All but the newest state workers and teachers can retire today at any age after 28 years; newer workers must work 29 years and be at least 59 to draw a pension.
The panel also voted to continue paying an annual cost-of-living increase, but to tie it to the yearly cost-of-living index, pay it as a straight percent of the retiree’s original pension, and begin paying it on the first anniversary of a retiree’s departure, though no one would receive this annual bump before reaching age 66, the Journal reported. Under the proposal, future pensions would also be calculated based on an employee’s five-year salary average, instead of the three-year average currently used.
While the panel appointed by House Speaker William J. Murphy rebuffed a bid to limit the benefit cutbacks to employees not yet vested in the system, it did exempt those already eligible to retire — but still working as of July 1 — from the proposed cutbacks: an estimated 1,628 state employees and 1,433 teachers, the news report said.
In response to the call to exempt from the new rules vested participants, the chairman of the commission, state Rep. Timothy Williamson, reminded his colleagues of the stark warning that Mark Dingley, a top aide to state General Treasurer Frank Caprio, delivered last week, that even if the stock market rebounds next year, the cost to Rhode Island taxpayers of providing public employee pensions will shoot from $370.9 million this year to a projected $836.3 million by the year 2017. With the state struggling to pay its required contribution this year, Williamson told colleagues that sometimes leaders have to make decisions “for the whole,” according to the Journal.

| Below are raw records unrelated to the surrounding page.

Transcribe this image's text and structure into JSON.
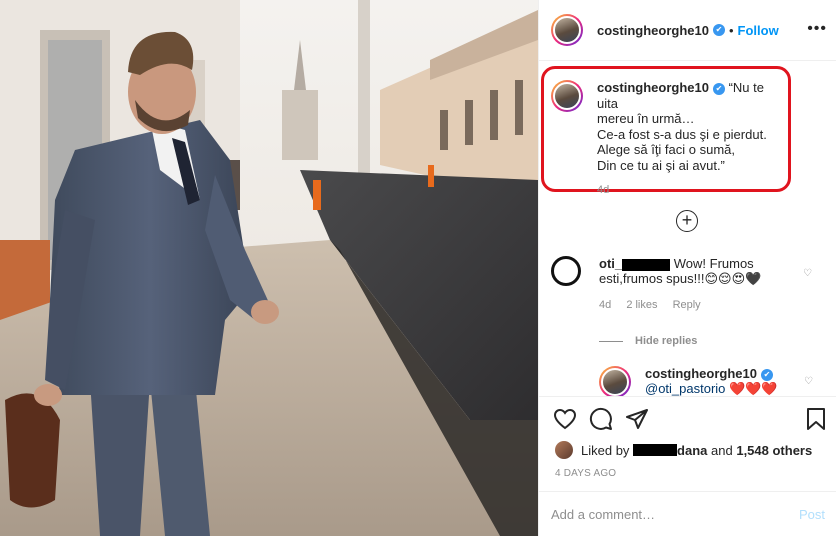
{
  "post": {
    "username": "costingheorghe10",
    "verified_glyph": "✔",
    "separator": "•",
    "follow_label": "Follow",
    "more_icon": "•••"
  },
  "caption": {
    "username": "costingheorghe10",
    "text": " “Nu te uita\nmereu în urmă…\nCe-a fost s-a dus şi e pierdut.\nAlege să îţi faci o sumă,\nDin ce tu ai şi ai avut.”",
    "time": "4d",
    "highlight_color": "#e0141e"
  },
  "load_more_icon": "+",
  "comments": [
    {
      "username_visible": "oti_",
      "text": "Wow! Frumos esti,frumos spus!!!😊😌😍🖤",
      "time": "4d",
      "likes": "2 likes",
      "reply_label": "Reply"
    }
  ],
  "hide_replies_label": "Hide replies",
  "reply": {
    "username": "costingheorghe10",
    "text": "@oti_pastorio ❤️❤️❤️"
  },
  "actions": {
    "liked_prefix": "Liked by",
    "liked_user_suffix": "dana",
    "liked_and": "and",
    "liked_count": "1,548 others",
    "timestamp": "4 DAYS AGO"
  },
  "comment_bar": {
    "placeholder": "Add a comment…",
    "post_label": "Post"
  },
  "colors": {
    "accent": "#0095f6",
    "verified": "#3897f0",
    "muted": "#8e8e8e"
  }
}
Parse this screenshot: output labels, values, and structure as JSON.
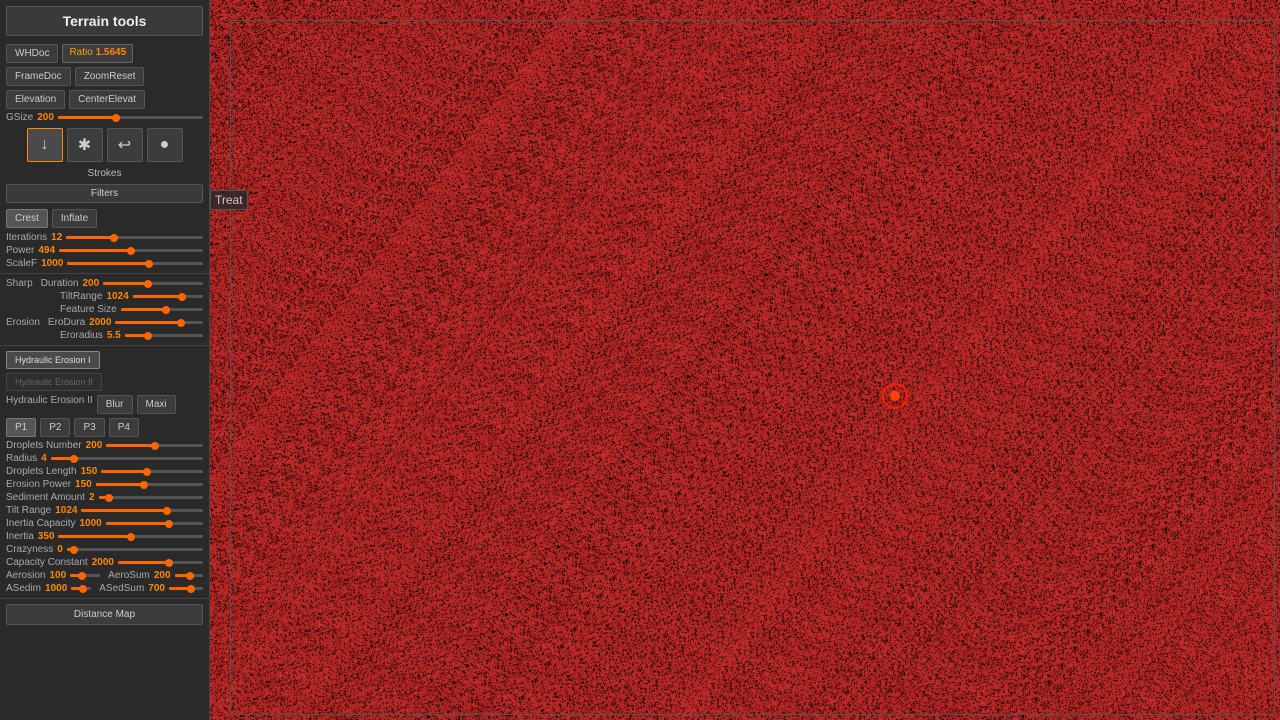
{
  "app": {
    "title": "Terrain tools",
    "coords": "0.242,0.183,0.249"
  },
  "sidebar": {
    "title": "Terrain tools",
    "buttons": {
      "wh_doc": "WHDoc",
      "frame_doc": "FrameDoc",
      "elevation": "Elevation",
      "ratio_label": "Ratio",
      "ratio_value": "1.5645",
      "zoom_reset": "ZoomReset",
      "center_elevat": "CenterElevat",
      "gsize_label": "GSize",
      "gsize_value": "200"
    },
    "strokes": {
      "label": "Strokes",
      "tools": [
        "↓",
        "✱",
        "↩",
        "●"
      ]
    },
    "filters": {
      "label": "Filters",
      "crest": "Crest",
      "inflate": "Inflate"
    },
    "params": {
      "iterations_label": "Iterations",
      "iterations_value": "12",
      "power_label": "Power",
      "power_value": "494",
      "scalef_label": "ScaleF",
      "scalef_value": "1000",
      "duration_label": "Duration",
      "duration_value": "200",
      "tilt_range_label": "TiltRange",
      "tilt_range_value": "1024",
      "feature_size_label": "Feature Size",
      "sharp_label": "Sharp",
      "erodura_label": "EroDura",
      "erodura_value": "2000",
      "erosion_label": "Erosion",
      "eroradius_label": "Eroradius",
      "eroradius_value": "5.5"
    },
    "hydraulic": {
      "h1_active": "Hydraulic Erosion I",
      "h2_inactive": "Hydraulic Erosion II",
      "h2_label": "Hydraulic Erosion II",
      "blur": "Blur",
      "maxi": "Maxi",
      "p_buttons": [
        "P1",
        "P2",
        "P3",
        "P4"
      ],
      "droplets_number_label": "Droplets Number",
      "droplets_number_value": "200",
      "radius_label": "Radius",
      "radius_value": "4",
      "droplets_length_label": "Droplets Length",
      "droplets_length_value": "150",
      "erosion_power_label": "Erosion Power",
      "erosion_power_value": "150",
      "sediment_amount_label": "Sediment Amount",
      "sediment_amount_value": "2",
      "tilt_range_label": "Tilt Range",
      "tilt_range_value": "1024",
      "inertia_capacity_label": "Inertia Capacity",
      "inertia_capacity_value": "1000",
      "inertia_label": "Inertia",
      "inertia_value": "350",
      "crazyness_label": "Crazyness",
      "crazyness_value": "0",
      "capacity_constant_label": "Capacity Constant",
      "capacity_constant_value": "2000",
      "aerosion_label": "Aerosion",
      "aerosion_value": "100",
      "aerosum_label": "AeroSum",
      "aerosum_value": "200",
      "asedim_label": "ASedim",
      "asedim_value": "1000",
      "asedsum_label": "ASedSum",
      "asedsum_value": "700"
    },
    "distance_map": "Distance Map",
    "treat": "Treat"
  }
}
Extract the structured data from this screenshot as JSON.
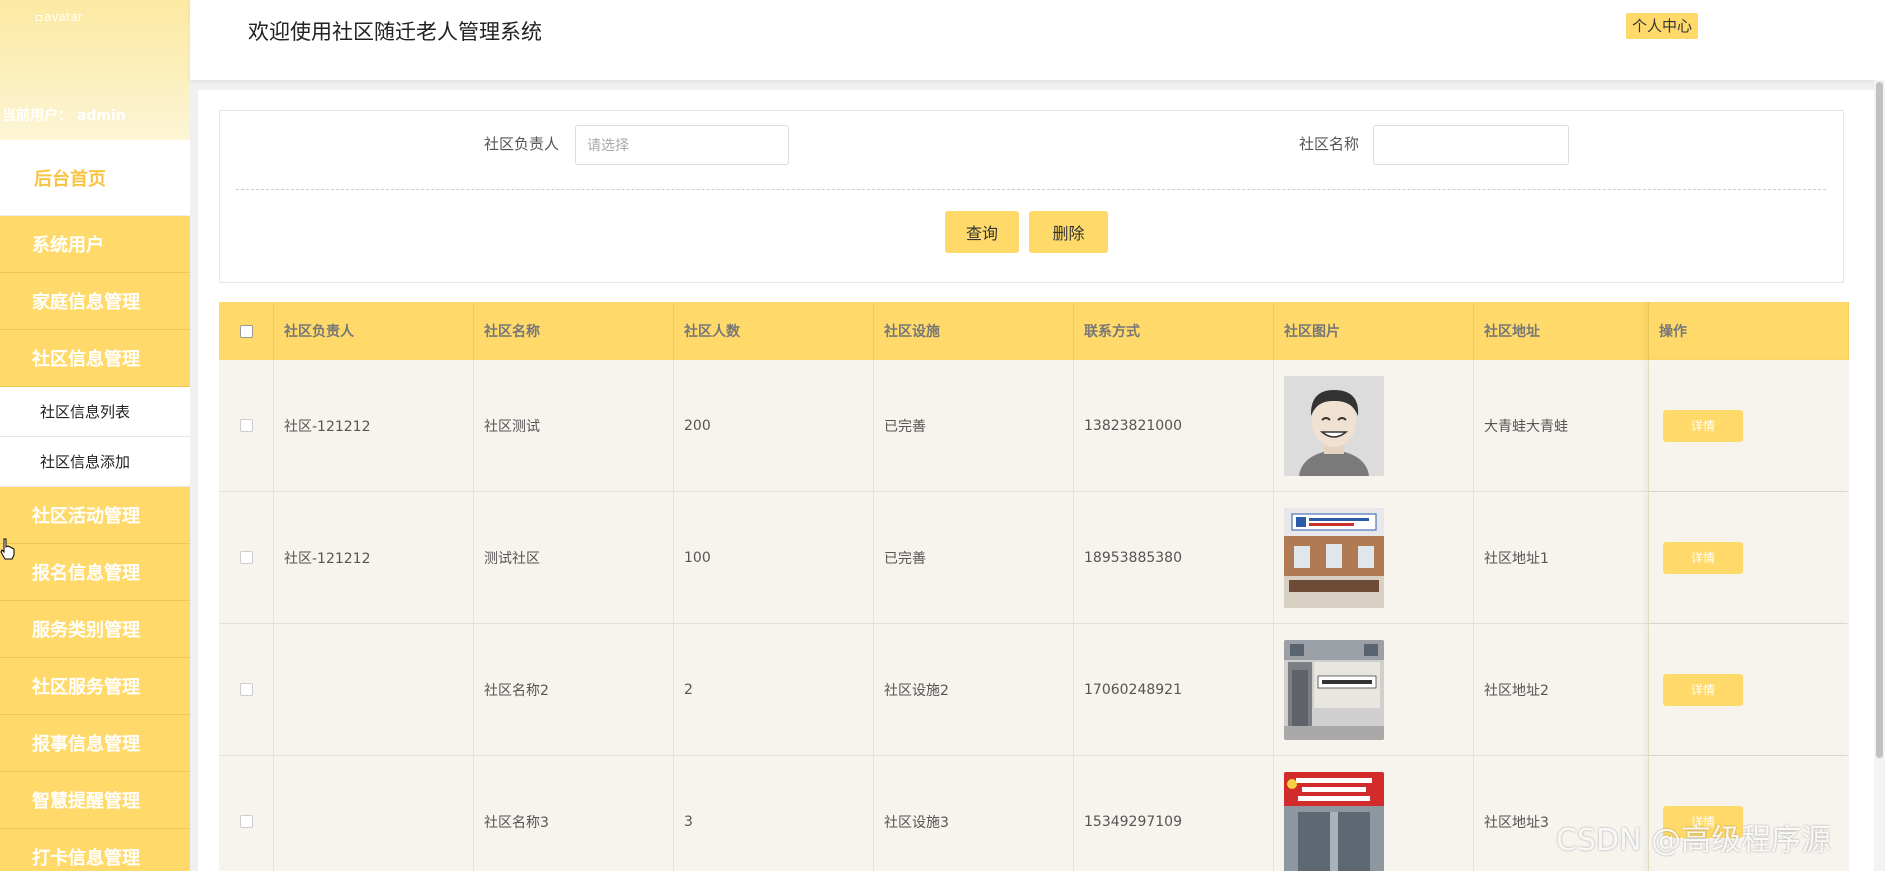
{
  "sidebar": {
    "avatar_alt": "avatar",
    "current_user": "当前用户： admin",
    "home": "后台首页",
    "items": [
      {
        "label": "系统用户"
      },
      {
        "label": "家庭信息管理"
      },
      {
        "label": "社区信息管理"
      },
      {
        "label": "社区活动管理"
      },
      {
        "label": "报名信息管理"
      },
      {
        "label": "服务类别管理"
      },
      {
        "label": "社区服务管理"
      },
      {
        "label": "报事信息管理"
      },
      {
        "label": "智慧提醒管理"
      },
      {
        "label": "打卡信息管理"
      }
    ],
    "subitems": [
      {
        "label": "社区信息列表"
      },
      {
        "label": "社区信息添加"
      }
    ]
  },
  "header": {
    "title": "欢迎使用社区随迁老人管理系统",
    "personal_center": "个人中心"
  },
  "search": {
    "manager_label": "社区负责人",
    "manager_placeholder": "请选择",
    "name_label": "社区名称",
    "name_value": "",
    "query_button": "查询",
    "delete_button": "删除"
  },
  "table": {
    "headers": [
      "社区负责人",
      "社区名称",
      "社区人数",
      "社区设施",
      "联系方式",
      "社区图片",
      "社区地址",
      "操作"
    ],
    "rows": [
      {
        "manager": "社区-121212",
        "name": "社区测试",
        "count": "200",
        "facility": "已完善",
        "phone": "13823821000",
        "image": "cartoon-avatar",
        "address": "大青蛙大青蛙",
        "action": "详情"
      },
      {
        "manager": "社区-121212",
        "name": "测试社区",
        "count": "100",
        "facility": "已完善",
        "phone": "18953885380",
        "image": "service-center-interior",
        "address": "社区地址1",
        "action": "详情"
      },
      {
        "manager": "",
        "name": "社区名称2",
        "count": "2",
        "facility": "社区设施2",
        "phone": "17060248921",
        "image": "building-entrance",
        "address": "社区地址2",
        "action": "详情"
      },
      {
        "manager": "",
        "name": "社区名称3",
        "count": "3",
        "facility": "社区设施3",
        "phone": "15349297109",
        "image": "storefront-red-sign",
        "address": "社区地址3",
        "action": "详情"
      }
    ]
  },
  "watermark": "CSDN @高级程序源"
}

Accountant Grafton “Cap” H. Willey said the private sector employers with whom he meets regularly tell him they have lost an average of 40% of the value of their pension funds, and it would be unrealistic to try to keep “the public sector immune” by asking private sector taxpayers to make up the shortfall in their pension accounts, along with their own, the news report said.
The state’s actuarial consultants will tally up all of the potential savings from the plan the commission endorsed, and the proposal will be translated into legislation and given to the House Finance Committee for hearings and debate.